Biggest shake-up announced in practical driving test

The Driver and Vehicle Standards Agency(DVSA) unveiled plans to make a change in the practical driving test. In a governmental push to reduce accidents by improving driving skills, learner drivers have to drive into and reversing out of parking bay. They also have to use satnav once these changes approved.

Theory test was introduced in 1996 and this is the major change since then. Some other changes like learner drivers will be allowed on motorways to gain experience are already announced and these will follow same.

DVSA joined hands with Transport Research Laboratory to find out how these changes will reflect more real-life driving. These trials are going on in 32 locations across Great Britain with over 4500 learner drivers and 850 driving instructors taking part in research. These will end in later 2016.

Currently, DVSA is seeking public views on these plans and consultation will be closed on 25 August 2016.

What is changing

  • 1. Currently, learner drivers have to do 10 minutes independent driving which will be increased to 20 minutes.
  • 2. At the moment use of Satnav is not allowed in a practical test but candidates have to follow directions from satnav during ‘independent driving’.
  • 3. Manoeuvres ‘turning in the road’ and ‘reverse round a corner’ will be removed and will be replaced with more real-life scenarios like ‘driving into and reversing out of a parking bay’.
  • 4. Ask only 1 show me, tell me a question instead of 2.

Why DVSA looking to make these changes

Statistics shows that road accidents are the biggest killer of those who aged between 15 and 19 accounting more than 25% of all deaths in this age group.

DVSA wants to reduce these numbers by training and driving test.

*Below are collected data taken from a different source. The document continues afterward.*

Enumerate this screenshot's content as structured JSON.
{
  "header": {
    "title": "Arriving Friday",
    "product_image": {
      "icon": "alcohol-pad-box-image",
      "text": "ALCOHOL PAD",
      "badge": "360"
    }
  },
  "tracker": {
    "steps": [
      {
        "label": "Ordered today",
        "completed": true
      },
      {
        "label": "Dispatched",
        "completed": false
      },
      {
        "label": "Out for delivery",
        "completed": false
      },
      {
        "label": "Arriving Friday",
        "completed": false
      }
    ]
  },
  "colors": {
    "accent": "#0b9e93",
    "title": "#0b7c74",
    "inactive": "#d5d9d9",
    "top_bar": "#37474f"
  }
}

These changes are required because:

  • 1. High-speed road encounters most fatal collisions and these changes will allow to include more of these roads in driving test.
  • 2. More than 50% car drivers now got a satnav and DVSA wants to ensure that new drivers are trained enough to use them safely.
  • 3. Independent driving is a real-life scenario so it's valuable for new drivers.

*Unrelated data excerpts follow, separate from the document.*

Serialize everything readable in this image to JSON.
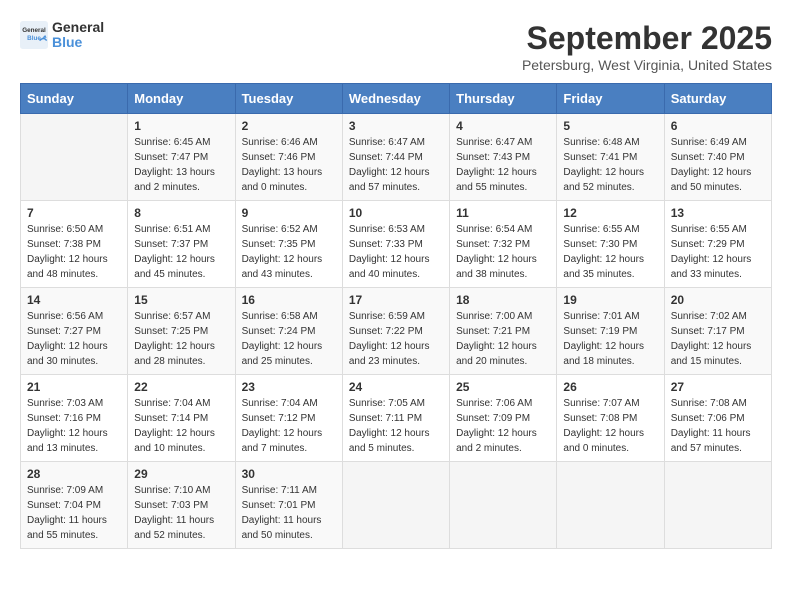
{
  "logo": {
    "general": "General",
    "blue": "Blue"
  },
  "title": "September 2025",
  "location": "Petersburg, West Virginia, United States",
  "weekdays": [
    "Sunday",
    "Monday",
    "Tuesday",
    "Wednesday",
    "Thursday",
    "Friday",
    "Saturday"
  ],
  "weeks": [
    [
      {
        "day": "",
        "content": ""
      },
      {
        "day": "1",
        "content": "Sunrise: 6:45 AM\nSunset: 7:47 PM\nDaylight: 13 hours\nand 2 minutes."
      },
      {
        "day": "2",
        "content": "Sunrise: 6:46 AM\nSunset: 7:46 PM\nDaylight: 13 hours\nand 0 minutes."
      },
      {
        "day": "3",
        "content": "Sunrise: 6:47 AM\nSunset: 7:44 PM\nDaylight: 12 hours\nand 57 minutes."
      },
      {
        "day": "4",
        "content": "Sunrise: 6:47 AM\nSunset: 7:43 PM\nDaylight: 12 hours\nand 55 minutes."
      },
      {
        "day": "5",
        "content": "Sunrise: 6:48 AM\nSunset: 7:41 PM\nDaylight: 12 hours\nand 52 minutes."
      },
      {
        "day": "6",
        "content": "Sunrise: 6:49 AM\nSunset: 7:40 PM\nDaylight: 12 hours\nand 50 minutes."
      }
    ],
    [
      {
        "day": "7",
        "content": "Sunrise: 6:50 AM\nSunset: 7:38 PM\nDaylight: 12 hours\nand 48 minutes."
      },
      {
        "day": "8",
        "content": "Sunrise: 6:51 AM\nSunset: 7:37 PM\nDaylight: 12 hours\nand 45 minutes."
      },
      {
        "day": "9",
        "content": "Sunrise: 6:52 AM\nSunset: 7:35 PM\nDaylight: 12 hours\nand 43 minutes."
      },
      {
        "day": "10",
        "content": "Sunrise: 6:53 AM\nSunset: 7:33 PM\nDaylight: 12 hours\nand 40 minutes."
      },
      {
        "day": "11",
        "content": "Sunrise: 6:54 AM\nSunset: 7:32 PM\nDaylight: 12 hours\nand 38 minutes."
      },
      {
        "day": "12",
        "content": "Sunrise: 6:55 AM\nSunset: 7:30 PM\nDaylight: 12 hours\nand 35 minutes."
      },
      {
        "day": "13",
        "content": "Sunrise: 6:55 AM\nSunset: 7:29 PM\nDaylight: 12 hours\nand 33 minutes."
      }
    ],
    [
      {
        "day": "14",
        "content": "Sunrise: 6:56 AM\nSunset: 7:27 PM\nDaylight: 12 hours\nand 30 minutes."
      },
      {
        "day": "15",
        "content": "Sunrise: 6:57 AM\nSunset: 7:25 PM\nDaylight: 12 hours\nand 28 minutes."
      },
      {
        "day": "16",
        "content": "Sunrise: 6:58 AM\nSunset: 7:24 PM\nDaylight: 12 hours\nand 25 minutes."
      },
      {
        "day": "17",
        "content": "Sunrise: 6:59 AM\nSunset: 7:22 PM\nDaylight: 12 hours\nand 23 minutes."
      },
      {
        "day": "18",
        "content": "Sunrise: 7:00 AM\nSunset: 7:21 PM\nDaylight: 12 hours\nand 20 minutes."
      },
      {
        "day": "19",
        "content": "Sunrise: 7:01 AM\nSunset: 7:19 PM\nDaylight: 12 hours\nand 18 minutes."
      },
      {
        "day": "20",
        "content": "Sunrise: 7:02 AM\nSunset: 7:17 PM\nDaylight: 12 hours\nand 15 minutes."
      }
    ],
    [
      {
        "day": "21",
        "content": "Sunrise: 7:03 AM\nSunset: 7:16 PM\nDaylight: 12 hours\nand 13 minutes."
      },
      {
        "day": "22",
        "content": "Sunrise: 7:04 AM\nSunset: 7:14 PM\nDaylight: 12 hours\nand 10 minutes."
      },
      {
        "day": "23",
        "content": "Sunrise: 7:04 AM\nSunset: 7:12 PM\nDaylight: 12 hours\nand 7 minutes."
      },
      {
        "day": "24",
        "content": "Sunrise: 7:05 AM\nSunset: 7:11 PM\nDaylight: 12 hours\nand 5 minutes."
      },
      {
        "day": "25",
        "content": "Sunrise: 7:06 AM\nSunset: 7:09 PM\nDaylight: 12 hours\nand 2 minutes."
      },
      {
        "day": "26",
        "content": "Sunrise: 7:07 AM\nSunset: 7:08 PM\nDaylight: 12 hours\nand 0 minutes."
      },
      {
        "day": "27",
        "content": "Sunrise: 7:08 AM\nSunset: 7:06 PM\nDaylight: 11 hours\nand 57 minutes."
      }
    ],
    [
      {
        "day": "28",
        "content": "Sunrise: 7:09 AM\nSunset: 7:04 PM\nDaylight: 11 hours\nand 55 minutes."
      },
      {
        "day": "29",
        "content": "Sunrise: 7:10 AM\nSunset: 7:03 PM\nDaylight: 11 hours\nand 52 minutes."
      },
      {
        "day": "30",
        "content": "Sunrise: 7:11 AM\nSunset: 7:01 PM\nDaylight: 11 hours\nand 50 minutes."
      },
      {
        "day": "",
        "content": ""
      },
      {
        "day": "",
        "content": ""
      },
      {
        "day": "",
        "content": ""
      },
      {
        "day": "",
        "content": ""
      }
    ]
  ]
}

Below are some of the feedback from safety professionals:

Driving Instructors Association CEO, Carly Brookfield, said:
“We fully welcome the developments to the test and are compelled by the evidence we have seen to date from the trial to recommend that these long overdue developments are made to a driving test - which has been fundamentally unchanged for over 20 years and has not kept pace with how our roads and driver behaviour has developed over time.”

Head of BSM, Mark Peacock, said:
“The proposed changes to the practical driving test, particularly the extended independent driving and use of a sat nav, should help to produce better, safer motorists. We have already had positive feedback from our instructors and their pupils and therefore fully support these proposed changes.”

AA president, Edmund King OBE, said:
“We know that new drivers are a higher risk on the roads, therefore we need to better prepare them for real-world driving. These changes will test drivers in a more realistic manner which is essential to improving their safety once their L plates are removed.”